The small section of the gargantuan legislation, which is unrelated to healthcare, garnered little attention when it was inserted into the bill.

But in recent months, business leaders have signaled growing alarm over what many businesses say would be an administrative nightmare. The reporting requirement is to go into effect in 2012.

Democrats and Republicans on Capitol Hill have said they are committed to modifying or eliminating the mandate but have been unable to agree on a solution amid fierce partisan politicking.

Tuesday, the Senate is to take up two competing proposals to do that as amendments to a small-business assistance bill, one by Florida Democrat Bill Nelson and one by Nebraska Republican Mike Johanns.

In their letter to Senate Majority Leader Harry Reid and Senate Minority Leader Mitch McConnell, Sebelius and Geithner endorsed Nelson’s proposal, which would exempt businesses with fewer than 25 employee and all transactions worth less than $5,000.

“The administration believes that the burden created on businesses by the new information reporting requirement on purchases of goods that exceed $600 … is too great,” they wrote.

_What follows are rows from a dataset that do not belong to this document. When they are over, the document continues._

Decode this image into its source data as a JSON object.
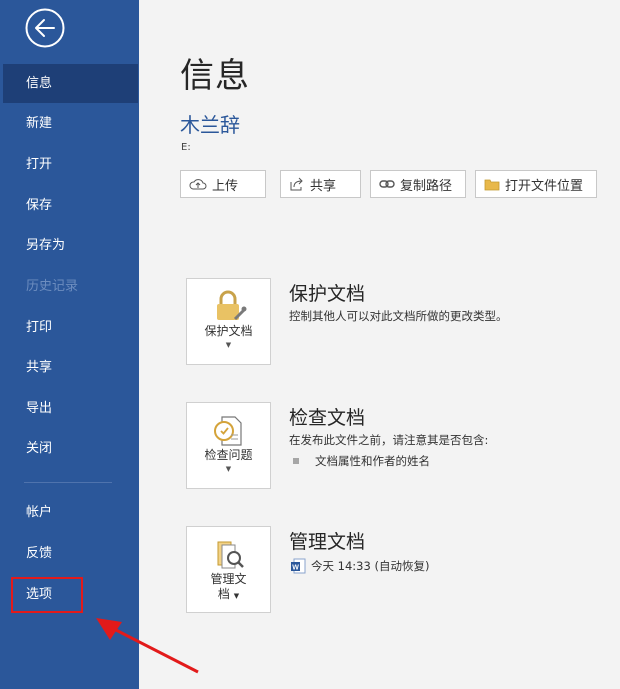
{
  "sidebar": {
    "items": [
      {
        "label": "信息"
      },
      {
        "label": "新建"
      },
      {
        "label": "打开"
      },
      {
        "label": "保存"
      },
      {
        "label": "另存为"
      },
      {
        "label": "历史记录"
      },
      {
        "label": "打印"
      },
      {
        "label": "共享"
      },
      {
        "label": "导出"
      },
      {
        "label": "关闭"
      },
      {
        "label": "帐户"
      },
      {
        "label": "反馈"
      },
      {
        "label": "选项"
      }
    ]
  },
  "main": {
    "title": "信息",
    "doc_name": "木兰辞",
    "doc_path": "E:",
    "buttons": {
      "upload": "上传",
      "share": "共享",
      "copy_path": "复制路径",
      "open_location": "打开文件位置"
    },
    "sections": {
      "protect": {
        "tile_label": "保护文档",
        "title": "保护文档",
        "desc": "控制其他人可以对此文档所做的更改类型。"
      },
      "inspect": {
        "tile_label": "检查问题",
        "title": "检查文档",
        "desc": "在发布此文件之前，请注意其是否包含:",
        "bullet": "文档属性和作者的姓名"
      },
      "manage": {
        "tile_label_1": "管理文",
        "tile_label_2": "档",
        "title": "管理文档",
        "version": "今天 14:33 (自动恢复)"
      }
    }
  },
  "colors": {
    "sidebar": "#2b579a",
    "sidebar_active": "#1e3f77",
    "accent_text": "#2b579a",
    "highlight": "#e21a1a"
  }
}
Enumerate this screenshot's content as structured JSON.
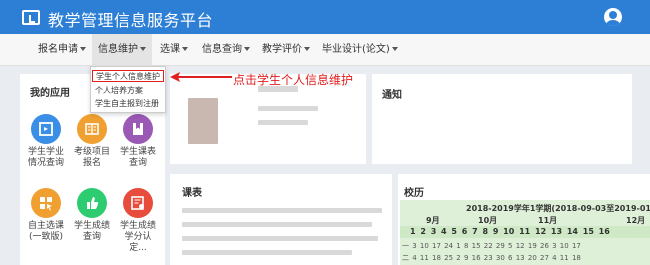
{
  "header": {
    "title": "教学管理信息服务平台"
  },
  "menu": [
    {
      "label": "报名申请"
    },
    {
      "label": "信息维护"
    },
    {
      "label": "选课"
    },
    {
      "label": "信息查询"
    },
    {
      "label": "教学评价"
    },
    {
      "label": "毕业设计(论文)"
    }
  ],
  "dropdown": {
    "items": [
      {
        "label": "学生个人信息维护"
      },
      {
        "label": "个人培养方案"
      },
      {
        "label": "学生自主报到注册"
      }
    ]
  },
  "annotation": {
    "text": "点击学生个人信息维护"
  },
  "apps": {
    "title": "我的应用",
    "tiles": [
      {
        "label": "学生学业情况查询",
        "color": "#3a8ee6",
        "icon": "grid-icon"
      },
      {
        "label": "考级项目报名",
        "color": "#f0a030",
        "icon": "book-icon"
      },
      {
        "label": "学生课表查询",
        "color": "#9b59b6",
        "icon": "bookmark-icon"
      },
      {
        "label": "自主选课(一致版)",
        "color": "#f0a030",
        "icon": "cursor-grid-icon"
      },
      {
        "label": "学生成绩查询",
        "color": "#2ecc71",
        "icon": "thumb-icon"
      },
      {
        "label": "学生成绩学分认定...",
        "color": "#e74c3c",
        "icon": "cert-icon"
      }
    ]
  },
  "notice": {
    "title": "通知"
  },
  "schedule": {
    "title": "课表"
  },
  "calendar": {
    "title": "校历",
    "term": "2018-2019学年1学期(2018-09-03至2019-01",
    "months": [
      "9月",
      "10月",
      "11月",
      "12月"
    ],
    "week_numbers": "1 2 3 4 5 6 7 8 9 10 11 12 13 14 15 16",
    "rows": [
      "一 3 10 17 24 1 8 15 22 29  5 12 19 26  3 10 17",
      "二 4 11 18 25 2 9 16 23 30  6 13 20 27  4 11 18"
    ]
  }
}
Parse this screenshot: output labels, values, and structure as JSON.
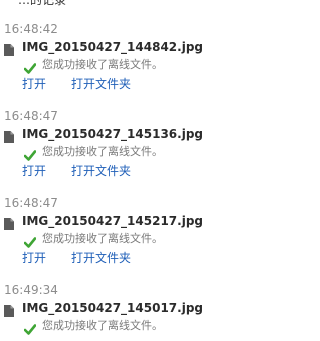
{
  "top_fragment": "…的记录",
  "entries": [
    {
      "time": "16:48:42",
      "file_name": "IMG_20150427_144842.jpg",
      "status": "您成功接收了离线文件。",
      "open_label": "打开",
      "open_folder_label": "打开文件夹"
    },
    {
      "time": "16:48:47",
      "file_name": "IMG_20150427_145136.jpg",
      "status": "您成功接收了离线文件。",
      "open_label": "打开",
      "open_folder_label": "打开文件夹"
    },
    {
      "time": "16:48:47",
      "file_name": "IMG_20150427_145217.jpg",
      "status": "您成功接收了离线文件。",
      "open_label": "打开",
      "open_folder_label": "打开文件夹"
    },
    {
      "time": "16:49:34",
      "file_name": "IMG_20150427_145017.jpg",
      "status": "您成功接收了离线文件。"
    }
  ],
  "icons": {
    "file": "file-icon",
    "check": "check-icon"
  },
  "colors": {
    "link": "#1f5fb8",
    "success_check": "#3fa535",
    "timestamp": "#8c8c8c"
  }
}
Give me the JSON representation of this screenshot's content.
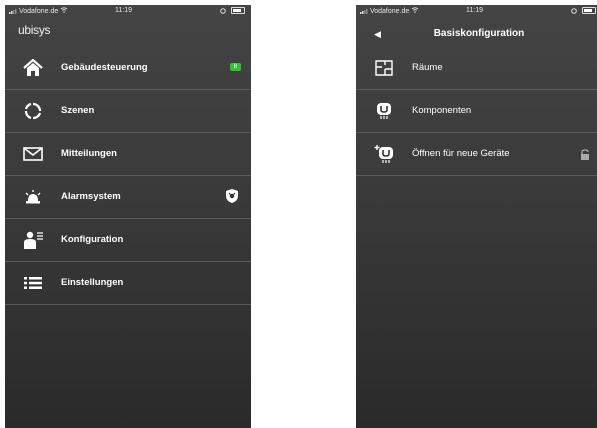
{
  "left_phone": {
    "status": {
      "carrier": "Vodafone.de",
      "time": "11:19"
    },
    "logo": "ubisys",
    "menu": [
      {
        "label": "Gebäudesteuerung",
        "icon": "house-icon",
        "badge": "8"
      },
      {
        "label": "Szenen",
        "icon": "scene-icon"
      },
      {
        "label": "Mitteilungen",
        "icon": "envelope-icon"
      },
      {
        "label": "Alarmsystem",
        "icon": "alarm-icon",
        "trailing_icon": "shield-icon"
      },
      {
        "label": "Konfiguration",
        "icon": "user-config-icon"
      },
      {
        "label": "Einstellungen",
        "icon": "list-icon"
      }
    ],
    "badge_color": "#35c22f"
  },
  "right_phone": {
    "status": {
      "carrier": "Vodafone.de",
      "time": "11:19"
    },
    "title": "Basiskonfiguration",
    "back_icon": "back-arrow-icon",
    "menu": [
      {
        "label": "Räume",
        "icon": "floorplan-icon"
      },
      {
        "label": "Komponenten",
        "icon": "device-icon"
      },
      {
        "label": "Öffnen für neue Geräte",
        "icon": "add-device-icon",
        "trailing_icon": "lock-open-icon"
      }
    ]
  }
}
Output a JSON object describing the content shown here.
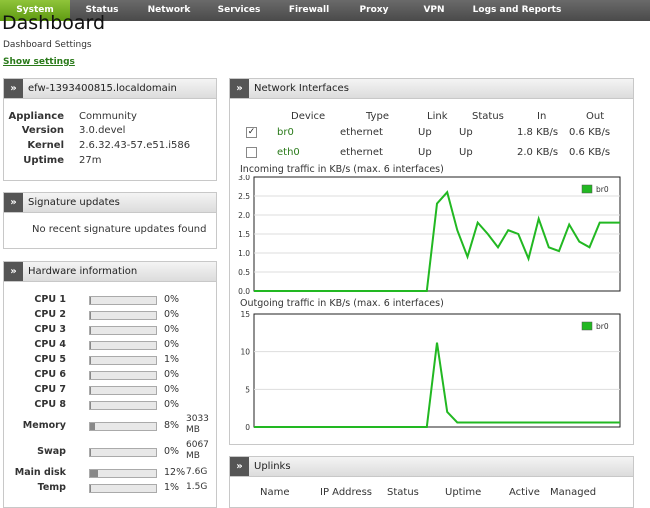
{
  "nav": [
    {
      "label": "System",
      "active": true
    },
    {
      "label": "Status",
      "active": false
    },
    {
      "label": "Network",
      "active": false
    },
    {
      "label": "Services",
      "active": false
    },
    {
      "label": "Firewall",
      "active": false
    },
    {
      "label": "Proxy",
      "active": false
    },
    {
      "label": "VPN",
      "active": false
    },
    {
      "label": "Logs and Reports",
      "active": false
    }
  ],
  "page": {
    "title": "Dashboard",
    "settings_label": "Dashboard Settings",
    "show_settings": "Show settings"
  },
  "host": {
    "title": "efw-1393400815.localdomain",
    "rows": [
      {
        "k": "Appliance",
        "v": "Community"
      },
      {
        "k": "Version",
        "v": "3.0.devel"
      },
      {
        "k": "Kernel",
        "v": "2.6.32.43-57.e51.i586"
      },
      {
        "k": "Uptime",
        "v": "27m"
      }
    ]
  },
  "signatures": {
    "title": "Signature updates",
    "message": "No recent signature updates found"
  },
  "hardware": {
    "title": "Hardware information",
    "rows": [
      {
        "label": "CPU 1",
        "pct": "0%",
        "value": 0
      },
      {
        "label": "CPU 2",
        "pct": "0%",
        "value": 0
      },
      {
        "label": "CPU 3",
        "pct": "0%",
        "value": 0
      },
      {
        "label": "CPU 4",
        "pct": "0%",
        "value": 0
      },
      {
        "label": "CPU 5",
        "pct": "1%",
        "value": 1
      },
      {
        "label": "CPU 6",
        "pct": "0%",
        "value": 0
      },
      {
        "label": "CPU 7",
        "pct": "0%",
        "value": 0
      },
      {
        "label": "CPU 8",
        "pct": "0%",
        "value": 0
      },
      {
        "label": "Memory",
        "pct": "8%",
        "value": 8,
        "size1": "3033",
        "size2": "MB"
      },
      {
        "label": "Swap",
        "pct": "0%",
        "value": 0,
        "size1": "6067",
        "size2": "MB"
      },
      {
        "label": "Main disk",
        "pct": "12%",
        "value": 12,
        "size1": "7.6G"
      },
      {
        "label": "Temp",
        "pct": "1%",
        "value": 1,
        "size1": "1.5G"
      }
    ]
  },
  "network": {
    "title": "Network Interfaces",
    "headers": [
      "Device",
      "Type",
      "Link",
      "Status",
      "In",
      "Out"
    ],
    "rows": [
      {
        "checked": true,
        "device": "br0",
        "type": "ethernet",
        "link": "Up",
        "status": "Up",
        "in": "1.8 KB/s",
        "out": "0.6 KB/s"
      },
      {
        "checked": false,
        "device": "eth0",
        "type": "ethernet",
        "link": "Up",
        "status": "Up",
        "in": "2.0 KB/s",
        "out": "0.6 KB/s"
      }
    ],
    "check_mark": "✓"
  },
  "chart_data": [
    {
      "type": "line",
      "title": "Incoming traffic in KB/s (max. 6 interfaces)",
      "ylim": [
        0,
        3.0
      ],
      "yticks": [
        "0.0",
        "0.5",
        "1.0",
        "1.5",
        "2.0",
        "2.5",
        "3.0"
      ],
      "series": [
        {
          "name": "br0",
          "color": "#22b822",
          "x": [
            0,
            1,
            2,
            3,
            4,
            5,
            6,
            7,
            8,
            9,
            10,
            11,
            12,
            13,
            14,
            15,
            16,
            17,
            18,
            19,
            20,
            21,
            22,
            23,
            24,
            25,
            26,
            27,
            28,
            29,
            30,
            31,
            32,
            33,
            34,
            35,
            36
          ],
          "values": [
            0,
            0,
            0,
            0,
            0,
            0,
            0,
            0,
            0,
            0,
            0,
            0,
            0,
            0,
            0,
            0,
            0,
            0,
            2.3,
            2.6,
            1.6,
            0.9,
            1.8,
            1.5,
            1.15,
            1.6,
            1.5,
            0.85,
            1.9,
            1.15,
            1.05,
            1.75,
            1.3,
            1.15,
            1.8,
            1.8,
            1.8
          ]
        }
      ]
    },
    {
      "type": "line",
      "title": "Outgoing traffic in KB/s (max. 6 interfaces)",
      "ylim": [
        0,
        15
      ],
      "yticks": [
        "0",
        "5",
        "10",
        "15"
      ],
      "series": [
        {
          "name": "br0",
          "color": "#22b822",
          "x": [
            0,
            1,
            2,
            3,
            4,
            5,
            6,
            7,
            8,
            9,
            10,
            11,
            12,
            13,
            14,
            15,
            16,
            17,
            18,
            19,
            20,
            21,
            22,
            23,
            24,
            25,
            26,
            27,
            28,
            29,
            30,
            31,
            32,
            33,
            34,
            35,
            36
          ],
          "values": [
            0,
            0,
            0,
            0,
            0,
            0,
            0,
            0,
            0,
            0,
            0,
            0,
            0,
            0,
            0,
            0,
            0,
            0,
            11.2,
            2.0,
            0.6,
            0.6,
            0.6,
            0.6,
            0.6,
            0.6,
            0.6,
            0.6,
            0.6,
            0.6,
            0.6,
            0.6,
            0.6,
            0.6,
            0.6,
            0.6,
            0.6
          ]
        }
      ]
    }
  ],
  "uplinks": {
    "title": "Uplinks",
    "headers": [
      "Name",
      "IP Address",
      "Status",
      "Uptime",
      "Active",
      "Managed"
    ]
  }
}
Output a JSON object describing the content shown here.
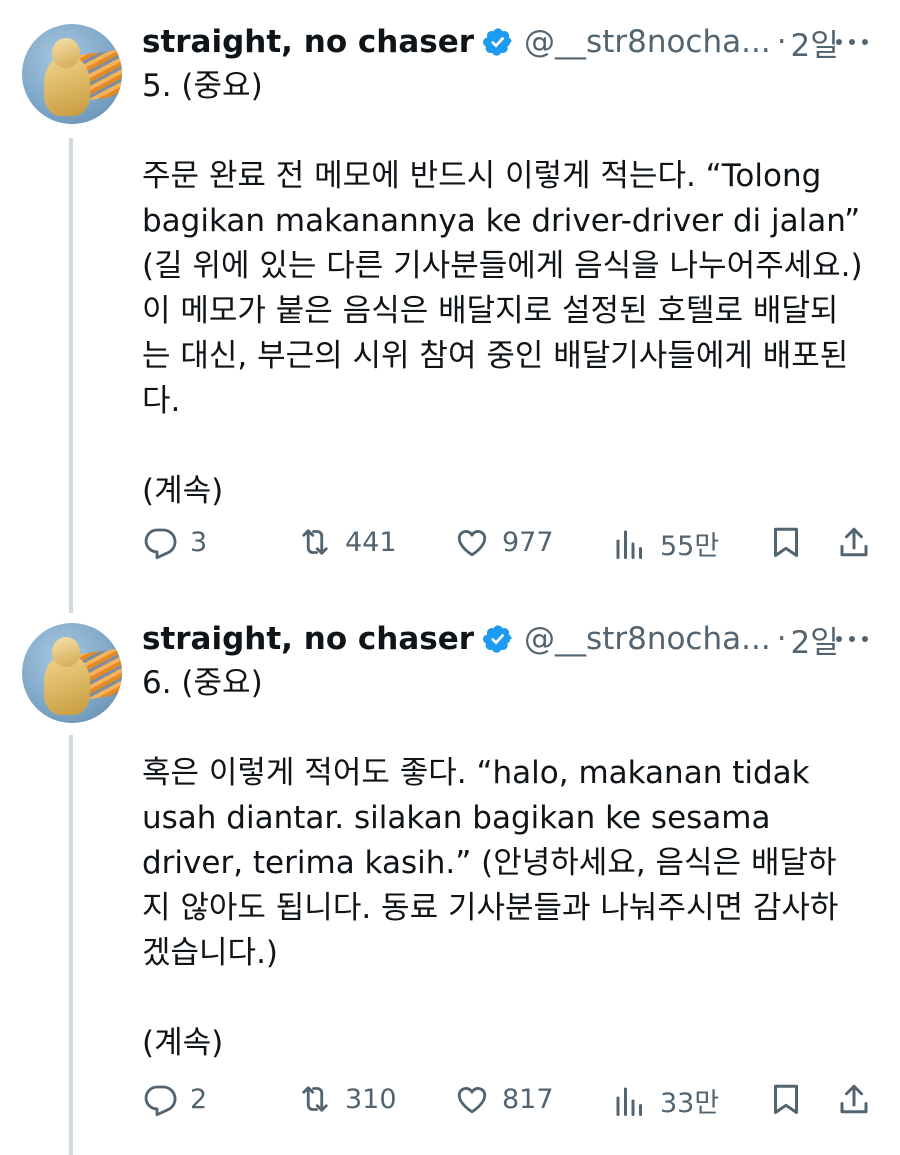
{
  "tweets": [
    {
      "author": {
        "name": "straight, no chaser",
        "handle": "@__str8nocha...",
        "time": "2일"
      },
      "number_label": "5. (중요)",
      "lines": [
        "주문 완료 전 메모에 반드시 이렇게 적는다. “Tolong",
        "bagikan makanannya ke driver-driver di jalan”",
        "(길 위에 있는 다른 기사분들에게 음식을 나누어주세요.)",
        "이 메모가 붙은 음식은 배달지로 설정된 호텔로 배달되",
        "는 대신, 부근의 시위 참여 중인 배달기사들에게 배포된",
        "다."
      ],
      "continue_label": "(계속)",
      "stats": {
        "replies": "3",
        "reposts": "441",
        "likes": "977",
        "views": "55만"
      }
    },
    {
      "author": {
        "name": "straight, no chaser",
        "handle": "@__str8nocha...",
        "time": "2일"
      },
      "number_label": "6. (중요)",
      "lines": [
        "혹은 이렇게 적어도 좋다. “halo, makanan tidak",
        "usah diantar. silakan bagikan ke sesama",
        "driver, terima kasih.” (안녕하세요, 음식은 배달하",
        "지 않아도 됩니다. 동료 기사분들과 나눠주시면 감사하",
        "겠습니다.)"
      ],
      "continue_label": "(계속)",
      "stats": {
        "replies": "2",
        "reposts": "310",
        "likes": "817",
        "views": "33만"
      }
    }
  ],
  "colors": {
    "verified": "#1d9bf0",
    "muted": "#536471",
    "text": "#0f1419",
    "thread_line": "#cfd9de"
  },
  "icons": [
    "reply-icon",
    "repost-icon",
    "like-icon",
    "views-icon",
    "bookmark-icon",
    "share-icon",
    "verified-badge-icon",
    "more-icon"
  ]
}
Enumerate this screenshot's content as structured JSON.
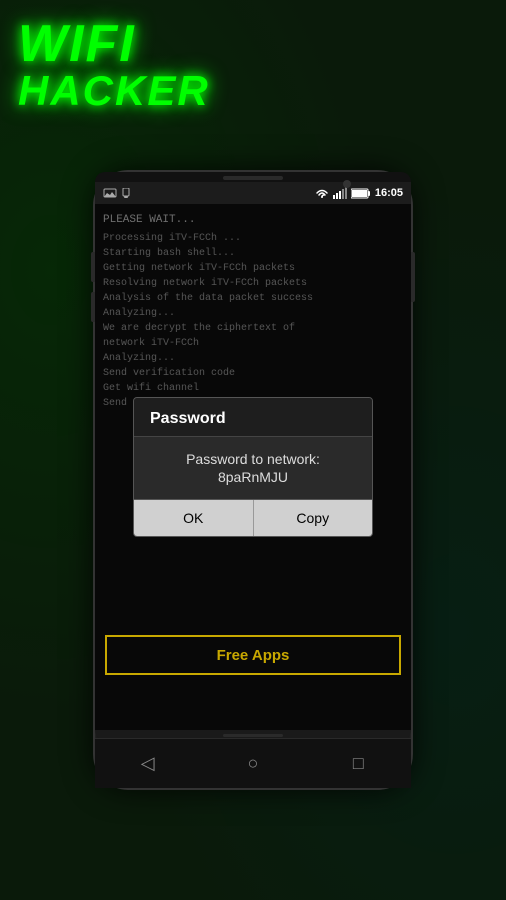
{
  "title": {
    "wifi": "WIFI",
    "hacker": "HACKER"
  },
  "status_bar": {
    "time": "16:05",
    "icons": [
      "notification1",
      "notification2",
      "wifi",
      "signal",
      "battery"
    ]
  },
  "terminal": {
    "please_wait": "PLEASE WAIT...",
    "lines": [
      "Processing iTV-FCCh ...",
      "Starting bash shell...",
      "Getting network iTV-FCCh packets",
      "Resolving network iTV-FCCh packets",
      "Analysis of the data packet success",
      "Analyzing...",
      "We are decrypt the ciphertext of",
      "network iTV-FCCh",
      "Analyzing...",
      "Send verification code",
      "Get wifi channel",
      "Send Authorization Code"
    ]
  },
  "dialog": {
    "title": "Password",
    "message": "Password to network: 8paRnMJU",
    "ok_label": "OK",
    "copy_label": "Copy"
  },
  "banner": {
    "label": "Free Apps"
  },
  "nav": {
    "back_label": "◁",
    "home_label": "○",
    "recent_label": "□"
  }
}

They also criticized Johanns’ proposal, which would eliminate the reporting requirement altogether in part by tapping a fund in the healthcare law designed to pay for new efforts to prevent chronic diseases.

Neither Nelson’s proposal nor Johanns’ is expected to garner enough votes Tuesday, virtually guaranteeing that the two parties will continue debating the unpopular part of the healthcare law.